Isso o que é? A sinalização para que ninguém respeite pactos, ninguém respeite atos institucionais,
ninguém respeita as leis, ninguém respeita os pactos internacionais e acabam promovendo os 8 de janeiro, que aconteceu.
Por volta das 3 horas da tarde, apanhadores radicais do ex-presidente Jair Bolsonaro começaram a invadir a parte externa do Congresso Nacional.
Senhores, salva!
Ninguém arreda o pé de Brasília e tem inúmeras caravanas chegando no Brasil inteiro.
No Congresso, os terroristas usaram paus e pedra para quebrar vidros.
Eles também depredaram o Palácio do Planalto e o plenário do Supremo Tribunal Federal.
Não quero mais aqueles inimigos!
Quebra tudo, gente! Quebra tudo!
A condenação, o julgamento e a ação que levou esse sargento, conhecido como Camarão,
após uma denúncia importante feita por uma das pessoas que foi violentamente estuprada, violentada,
torturada, que foi a Inês Etienne, que infelizmente nos deixou há poucos anos atrás,
ele é muito importante.
Ele é importante porque, primeiro, sinaliza que, embora a lei de anistia seja uma lei que esteja
colocando dúvidas, nuvens, sobre um processo do que foi, o que significou a lei de anistia,
onde que todas as pessoas que viveram aquele período não poderiam ser julgadas,
a Justiça de São Paulo, de segunda instância, considera que, pelo Código Penal,
já é o suficiente para você levar aos bancos dos réus pessoas que cometeram crimes de lesa humanidade.

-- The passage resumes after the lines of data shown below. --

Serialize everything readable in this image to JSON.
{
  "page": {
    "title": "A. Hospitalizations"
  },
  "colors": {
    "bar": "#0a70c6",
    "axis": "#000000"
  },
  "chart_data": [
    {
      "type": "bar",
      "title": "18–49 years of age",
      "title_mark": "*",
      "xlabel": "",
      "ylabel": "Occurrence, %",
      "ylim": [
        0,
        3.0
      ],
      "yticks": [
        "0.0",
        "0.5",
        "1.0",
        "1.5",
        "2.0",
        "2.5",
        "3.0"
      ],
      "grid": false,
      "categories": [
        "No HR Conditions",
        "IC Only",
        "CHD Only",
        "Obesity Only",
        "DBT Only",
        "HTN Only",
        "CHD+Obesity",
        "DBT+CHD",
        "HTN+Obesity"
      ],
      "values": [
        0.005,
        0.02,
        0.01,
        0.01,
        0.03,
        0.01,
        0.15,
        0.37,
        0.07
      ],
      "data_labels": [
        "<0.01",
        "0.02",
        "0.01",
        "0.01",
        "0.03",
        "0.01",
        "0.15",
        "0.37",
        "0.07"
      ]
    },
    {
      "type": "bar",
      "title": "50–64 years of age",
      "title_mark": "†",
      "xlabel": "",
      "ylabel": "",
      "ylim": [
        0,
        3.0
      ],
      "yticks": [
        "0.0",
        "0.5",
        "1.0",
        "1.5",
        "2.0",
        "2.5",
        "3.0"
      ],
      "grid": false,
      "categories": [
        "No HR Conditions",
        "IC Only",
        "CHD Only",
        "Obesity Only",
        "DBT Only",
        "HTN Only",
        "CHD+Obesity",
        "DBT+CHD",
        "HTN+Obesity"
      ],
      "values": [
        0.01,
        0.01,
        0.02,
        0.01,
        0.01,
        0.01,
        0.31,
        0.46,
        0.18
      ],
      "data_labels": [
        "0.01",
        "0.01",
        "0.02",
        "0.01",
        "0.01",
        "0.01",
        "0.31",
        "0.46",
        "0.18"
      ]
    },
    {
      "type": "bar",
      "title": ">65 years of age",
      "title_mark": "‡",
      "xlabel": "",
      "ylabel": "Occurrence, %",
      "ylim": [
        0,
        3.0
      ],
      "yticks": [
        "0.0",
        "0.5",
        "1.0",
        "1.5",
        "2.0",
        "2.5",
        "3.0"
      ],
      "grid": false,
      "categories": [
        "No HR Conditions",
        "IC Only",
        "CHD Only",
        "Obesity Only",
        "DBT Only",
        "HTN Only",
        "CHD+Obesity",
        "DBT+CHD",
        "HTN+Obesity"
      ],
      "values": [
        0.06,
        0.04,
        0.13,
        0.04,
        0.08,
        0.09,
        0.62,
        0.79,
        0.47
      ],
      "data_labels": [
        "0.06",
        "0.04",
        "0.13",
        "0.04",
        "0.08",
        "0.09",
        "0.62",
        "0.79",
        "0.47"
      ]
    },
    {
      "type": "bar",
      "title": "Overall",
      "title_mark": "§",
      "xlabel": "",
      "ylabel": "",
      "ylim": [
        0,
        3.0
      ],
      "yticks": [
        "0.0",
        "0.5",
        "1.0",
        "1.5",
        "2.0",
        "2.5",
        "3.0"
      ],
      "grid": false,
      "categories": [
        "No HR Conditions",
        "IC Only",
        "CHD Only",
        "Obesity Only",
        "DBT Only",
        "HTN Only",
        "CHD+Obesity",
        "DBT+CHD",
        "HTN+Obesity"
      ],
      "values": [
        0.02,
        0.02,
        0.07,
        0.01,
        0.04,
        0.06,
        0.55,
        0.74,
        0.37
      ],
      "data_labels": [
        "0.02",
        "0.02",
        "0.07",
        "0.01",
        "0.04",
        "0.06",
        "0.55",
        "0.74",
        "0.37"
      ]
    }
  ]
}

E mais do que isso, ela dá conta de dizer que a lei de anistia não pode ser usada para inocentar essas pessoas.
E isso sinaliza para o fim da impunidade.
E a sinalização para o fim da impunidade é uma sinalização da maior importância, porque ela diz o seguinte,
não cometa crime que você pode ser preso, o que não vem acontecendo há muito tempo atrás,
muito acobertados pela própria lei de anistia.
Já que você está citando a lei de anistia, em 2010 o Supremo Tribunal Federal entendeu que a lei de anistia
impedia punição contra militares e ativistas, mas há um recurso sobre essa decisão parado no próprio Supremo
há mais de uma década. E além disso, Rogério, há uma ação para que o Brasil cumpra uma sentença da Corte
Interamericana de Direitos Humanos e julgue crimes da ditadura.
Então eu queria te pedir para explicar o que é a lei de anistia, detalhar um pouco mais, você que já pincelou,
e por que é importante que o Supremo avalie essas duas ações, apesar desses julgamentos que começam a pintar
como o que você acabou de citar.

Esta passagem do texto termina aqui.